We would never have even heard of Freud except for cocaine. How many geniuses is America stifling even as we speak thanks to the war on mind improving medicines?
The government makes psychoactive drug approval as slow as possible by insisting that drugs be studied in relation to one single board-certified "illness." But the main benefits of such drugs are holistic in nature. Science should butt out if it can't recognize that fact.
Assisted suicide cannot be discussed meaningfully without discussing the drug prohibition that renders it necessary in the first place.

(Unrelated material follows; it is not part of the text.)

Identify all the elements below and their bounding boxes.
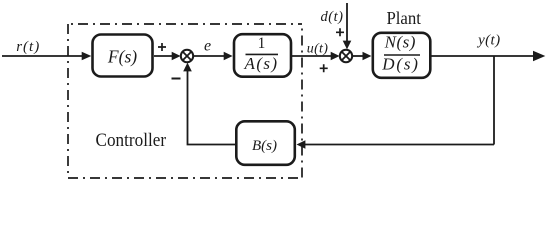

We live in a make-believe world in the US. We created it by outlawing all potentially helpful psychological meds, after which the number-one cause of arrest soon became "drugs." We then made movies to enjoy our crackdown on TV... after a tough day of being drug tested at work.
The Drug Warriors say: "Don't tread on me! (That said, please continue to tell me what plants I can use, how much pain relief I can get, and whether my religion is true or not.)"
Opium and cocaine have a vast host of potential rational uses -- yet we all have to pretend otherwise in the age of the Drug War.
When folks banned opium, they did not just ban a drug: they banned the philosophical and artistic insights that the drug has been known to inspire in writers like Poe, Lovecraft and De Quincey.
Uruguay wants to re-legalize psilocybin mushrooms -- but only for use in a psychiatrist's office. So let me get this straight: psychiatrists are the new privileged shaman? It's a mushroom, for God's sake. Just re-legalize the damn thing and stop treating us like children.
This is why it's wrong to dismiss drugs as "good" or "bad." There are endless potential positive uses to psychoactive drugs. That's all that we should ask of them.
Americans HATE big government -- and yet they have no problem with government using drug prohibition to control their pain relief and how and how much they can think and feel in this life.